Using a survey dataset on nutritional status of younger children living on the Qinghai-Tibet Plateau, Dang et al showed a positive association between Hb concentrations and altitude, but that the results did not contrast dramatically with these from the CDC, Dirren et al. and Dallman et al. methods [25
]. The clear relationship between altitude and Hb concentration has still not been established yet in pregnant women living in the Qinghai-Tibet Plateau. As such, we applied three available methods to assess the prevalence of anemia but found very inconsistent prevalence rates. By comparing the consistency among these three methods, we concluded that the CDC method might be slightly better until a new hemoglobin-altitude formula for people living at this altitude can be established.

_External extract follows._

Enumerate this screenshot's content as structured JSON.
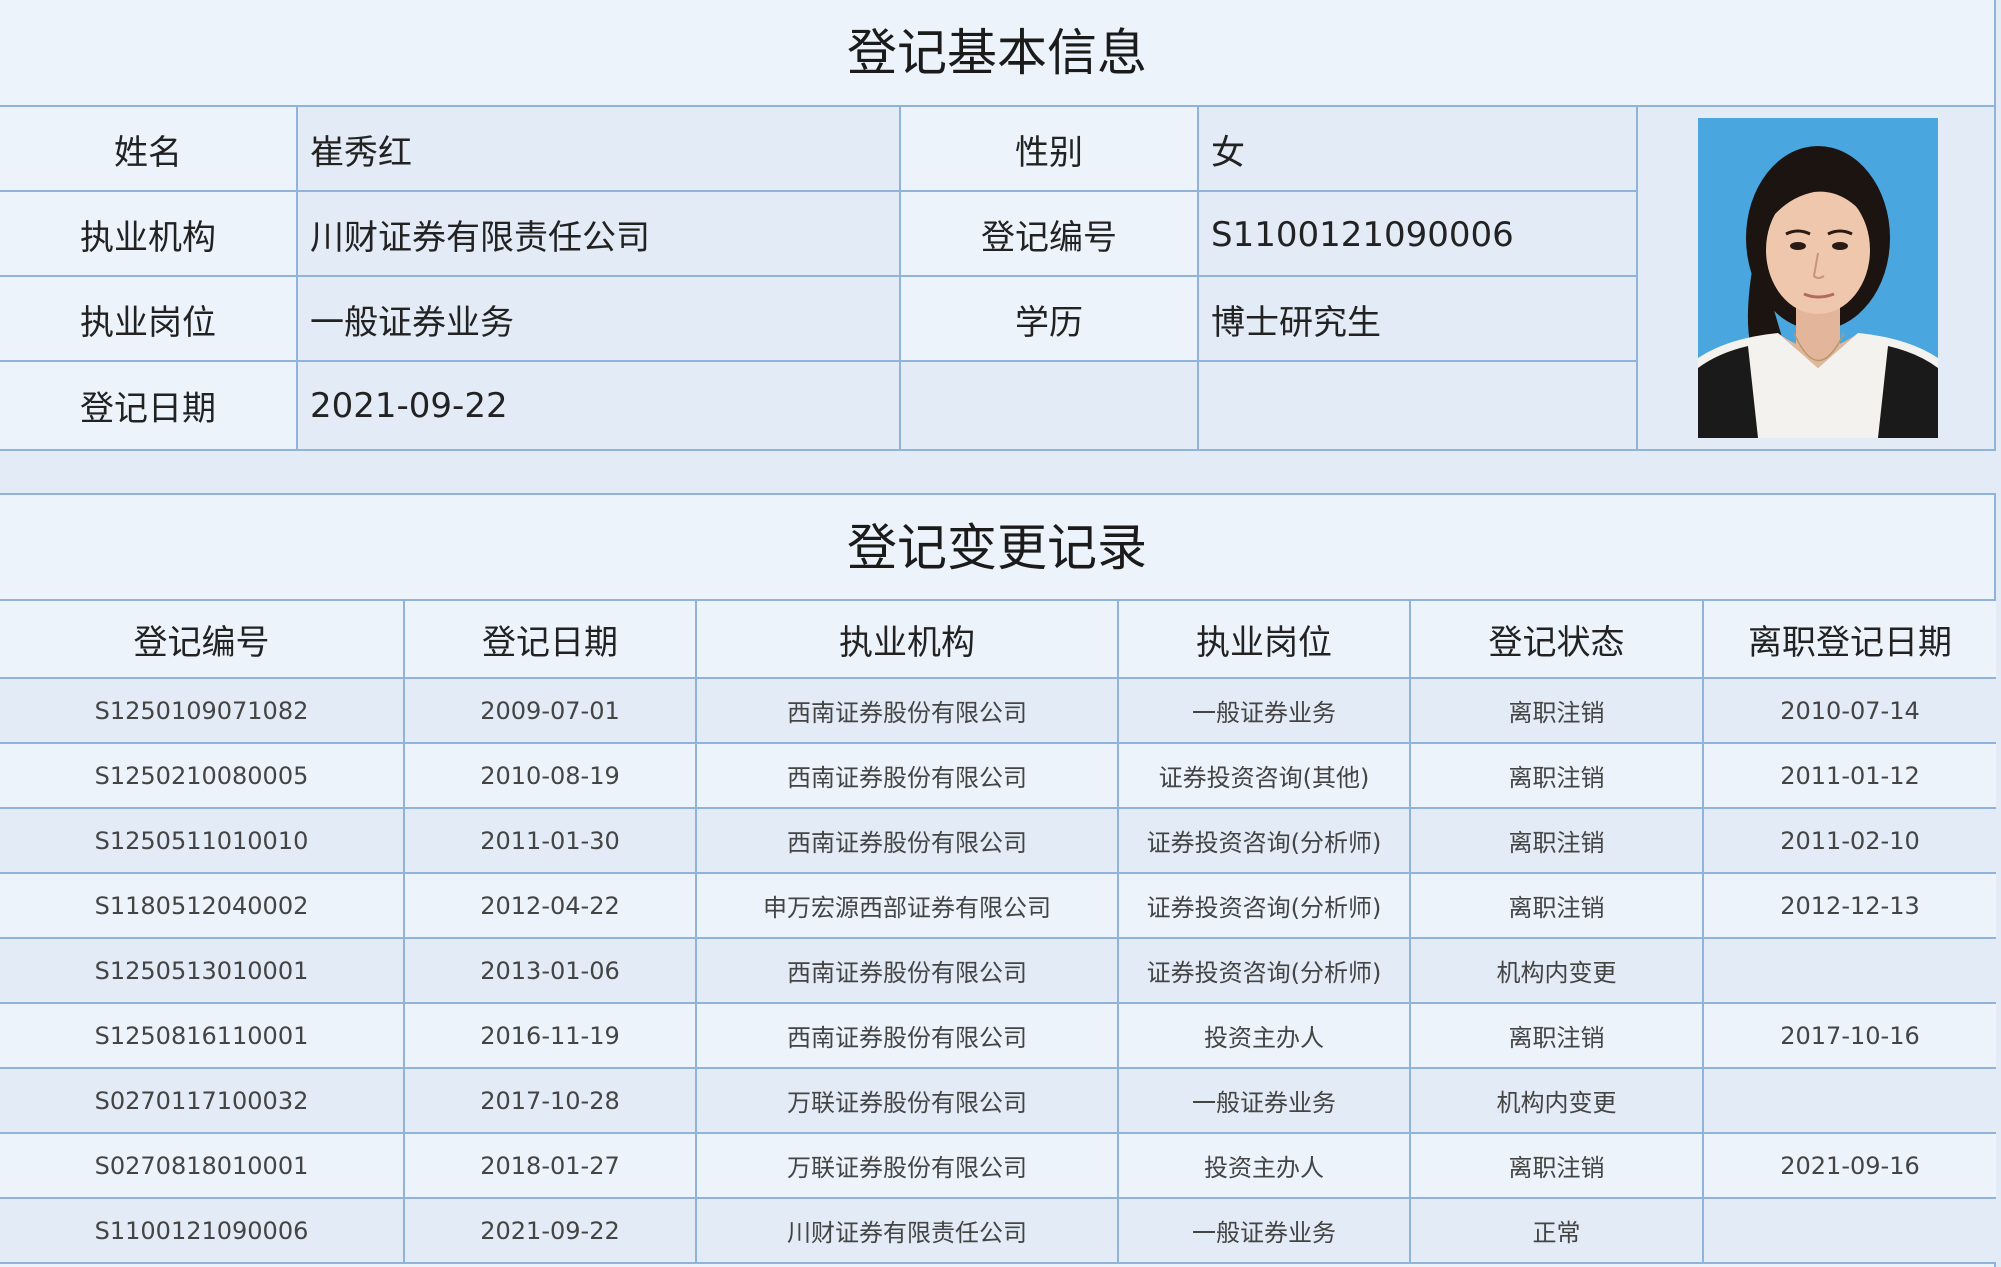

This is the first study that described the pattern of Hb concentration and prevalence of anemia among pregnant women living in the highlands of Tibet. The hospital-based cross-sectional design and selection bias of the sample in this study may underestimate the real prevalence of anemia and may not provide direct epidemiological inference for causality. However, our study serves as useful information and indicates a need for further anemia studies and interventions for pregnant women in the highlands of Tibet. A smaller sample size among the first-trimester pregnancies, due to some participants' restrictive traditional beliefs, may have introduced bias into this study. Lack of measurements of serum indexes such as serum ferritin and transferrin receptor may have limited our understanding of the true prevalence of anemia. In addition, the results from this hospital-based study may be subject to unobserved confounding factors, which need further investigation.